We would like to start using option “Enable partition column inference” to have well formatted columns for partitioned parquet files but looks like this option doesn’t work like is described on documentation paged
No new well formatted columns visible only standard old dir0
Tested on latest community edition 23.1.0 with simple dummy partitioned parquet file.
I’ve created new Object Storages with option selected (tested on S3 and NAS object storage)
Could you check and advice?
@Pawel It requires you to forget metadata on the PDS, so you can either remove format/add format back or do the below
alter pds <pds-name> forget metadata;
alter pds <pds-name> refresh metadata;
@balaji.ramaswamy Yes from that reason I tested on new Object Storage “local” with option selected from creation time.
Additionally I also tested sequences:
select * from “local”.parquet_test
alter table “local”.parquet_test forget metadata
alter table “local”.parquet_test refresh metadata
But this also dosn’t help.
Could you check if this is working on any dummy parquet file - I’ve attached my test one here
parquet_test.zip (3.3 KB)
@Pawel Works as expected on your dataset, let me try on community edition as I tried on enterprise
@balaji.ramaswamy - Could you check on community edition and let us know - we will know that we don’t do anything incorrectly - thanks
@Pawel I do not see the feature working in Community edition.
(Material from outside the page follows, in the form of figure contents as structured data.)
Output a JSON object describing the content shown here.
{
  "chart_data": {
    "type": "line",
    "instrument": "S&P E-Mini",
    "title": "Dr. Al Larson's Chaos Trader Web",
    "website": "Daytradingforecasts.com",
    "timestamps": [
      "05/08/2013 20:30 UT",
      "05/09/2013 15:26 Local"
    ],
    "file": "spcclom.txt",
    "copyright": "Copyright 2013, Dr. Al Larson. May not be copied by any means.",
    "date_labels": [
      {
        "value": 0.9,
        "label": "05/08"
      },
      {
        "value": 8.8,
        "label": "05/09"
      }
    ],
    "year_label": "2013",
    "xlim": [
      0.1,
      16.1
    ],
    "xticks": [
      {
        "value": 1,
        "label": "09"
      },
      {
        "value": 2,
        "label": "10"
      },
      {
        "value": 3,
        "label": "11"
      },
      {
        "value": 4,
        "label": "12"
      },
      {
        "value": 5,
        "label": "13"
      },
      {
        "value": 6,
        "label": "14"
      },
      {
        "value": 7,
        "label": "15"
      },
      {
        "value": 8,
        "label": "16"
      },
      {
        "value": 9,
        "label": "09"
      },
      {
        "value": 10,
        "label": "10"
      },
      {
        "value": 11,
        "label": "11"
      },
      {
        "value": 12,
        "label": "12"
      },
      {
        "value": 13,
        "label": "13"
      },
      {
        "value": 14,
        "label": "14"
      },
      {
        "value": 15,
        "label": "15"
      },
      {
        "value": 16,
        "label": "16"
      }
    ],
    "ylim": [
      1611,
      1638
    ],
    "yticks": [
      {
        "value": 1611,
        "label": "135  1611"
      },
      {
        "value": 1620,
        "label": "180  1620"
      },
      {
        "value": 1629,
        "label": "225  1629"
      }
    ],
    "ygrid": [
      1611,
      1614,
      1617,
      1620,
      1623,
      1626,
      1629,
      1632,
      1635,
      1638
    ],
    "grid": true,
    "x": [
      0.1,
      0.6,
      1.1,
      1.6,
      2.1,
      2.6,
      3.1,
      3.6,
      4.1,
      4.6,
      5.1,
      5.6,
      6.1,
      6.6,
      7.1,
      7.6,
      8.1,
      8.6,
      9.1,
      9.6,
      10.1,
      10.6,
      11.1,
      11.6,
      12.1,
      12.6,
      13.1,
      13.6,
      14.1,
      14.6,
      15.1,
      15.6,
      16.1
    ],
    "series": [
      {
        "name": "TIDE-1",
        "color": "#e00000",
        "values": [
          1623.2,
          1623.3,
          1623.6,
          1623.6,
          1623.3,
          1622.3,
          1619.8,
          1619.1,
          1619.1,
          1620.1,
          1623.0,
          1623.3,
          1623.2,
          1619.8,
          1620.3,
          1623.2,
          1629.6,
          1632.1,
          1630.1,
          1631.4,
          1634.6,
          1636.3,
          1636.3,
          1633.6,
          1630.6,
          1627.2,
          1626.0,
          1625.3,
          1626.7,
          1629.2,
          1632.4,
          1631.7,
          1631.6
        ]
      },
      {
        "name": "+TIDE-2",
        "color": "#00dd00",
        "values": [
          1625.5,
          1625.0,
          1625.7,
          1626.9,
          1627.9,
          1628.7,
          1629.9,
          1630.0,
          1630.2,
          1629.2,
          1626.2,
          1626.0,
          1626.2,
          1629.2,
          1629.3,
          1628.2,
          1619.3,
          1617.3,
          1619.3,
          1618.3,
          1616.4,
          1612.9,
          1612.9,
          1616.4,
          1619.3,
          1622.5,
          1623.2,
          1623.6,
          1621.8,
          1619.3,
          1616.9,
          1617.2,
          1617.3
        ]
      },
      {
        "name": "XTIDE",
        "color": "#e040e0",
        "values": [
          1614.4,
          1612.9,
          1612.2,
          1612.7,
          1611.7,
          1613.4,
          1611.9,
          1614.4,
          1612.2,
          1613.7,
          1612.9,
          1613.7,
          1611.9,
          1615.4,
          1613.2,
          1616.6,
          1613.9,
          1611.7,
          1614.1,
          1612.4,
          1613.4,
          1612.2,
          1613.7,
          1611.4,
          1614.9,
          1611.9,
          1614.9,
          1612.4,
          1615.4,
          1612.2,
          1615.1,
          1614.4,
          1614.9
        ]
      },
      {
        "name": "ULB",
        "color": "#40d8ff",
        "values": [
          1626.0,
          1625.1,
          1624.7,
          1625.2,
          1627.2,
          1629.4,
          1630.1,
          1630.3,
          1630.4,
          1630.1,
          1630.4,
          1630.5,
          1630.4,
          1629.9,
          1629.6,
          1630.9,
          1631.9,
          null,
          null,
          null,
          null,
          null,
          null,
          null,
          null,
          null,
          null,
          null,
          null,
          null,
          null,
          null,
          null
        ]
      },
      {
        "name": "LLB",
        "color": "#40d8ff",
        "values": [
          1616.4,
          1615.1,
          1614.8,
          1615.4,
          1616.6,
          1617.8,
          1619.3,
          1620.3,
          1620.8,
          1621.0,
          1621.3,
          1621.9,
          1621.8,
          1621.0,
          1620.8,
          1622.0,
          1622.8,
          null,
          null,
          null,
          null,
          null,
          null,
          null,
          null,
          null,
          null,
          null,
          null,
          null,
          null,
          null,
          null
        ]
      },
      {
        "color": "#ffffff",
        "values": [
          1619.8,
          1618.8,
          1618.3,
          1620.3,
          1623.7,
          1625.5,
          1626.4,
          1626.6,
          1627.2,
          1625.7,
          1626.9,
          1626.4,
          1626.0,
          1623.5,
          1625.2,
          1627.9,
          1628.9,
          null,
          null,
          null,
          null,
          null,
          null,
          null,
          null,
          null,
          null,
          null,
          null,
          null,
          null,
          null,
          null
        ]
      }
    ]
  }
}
Let me find out if it is a bug or EE only feature
by the way, I tried on CE v24, with no luck.
Could you please tell us if this also works with the TABLE() construct ?
@fetanchaud This is only for file system sources like HDFS/S3/AZ/GCS
Sorry @balaji.ramaswamy , let me explain, I meant this kind of construct :
select * from table( "cbp"."chevoperiod"."rtjepman"."rtemanf" ( type=>'text', fieldDelimiter=>';', extractHeader=>True, trimHeader=>True ) )
Promotion has to be either done with UI or via REST Dremio or enable auto promotion, are you trying to promote via this command
Also this feature for partition inference is only for PARQUET, is your file format PARQUET?
@balaji.ramaswamy Could you let us know if this is bug or EE only feature
Although initially it did not work, I then had to enable unlimited splits in order for it to show up on CE. In 22.x, unlimited splits is on by default but the dist:/// on dremio.conf needs to be configured to write to something like S3/HDFS/AZ/GCS etc
@balaji.ramaswamy Many thanks
It also works with NAS storage for example I could use local path /opt/test:
@Pawel So works with NAS and not via S3?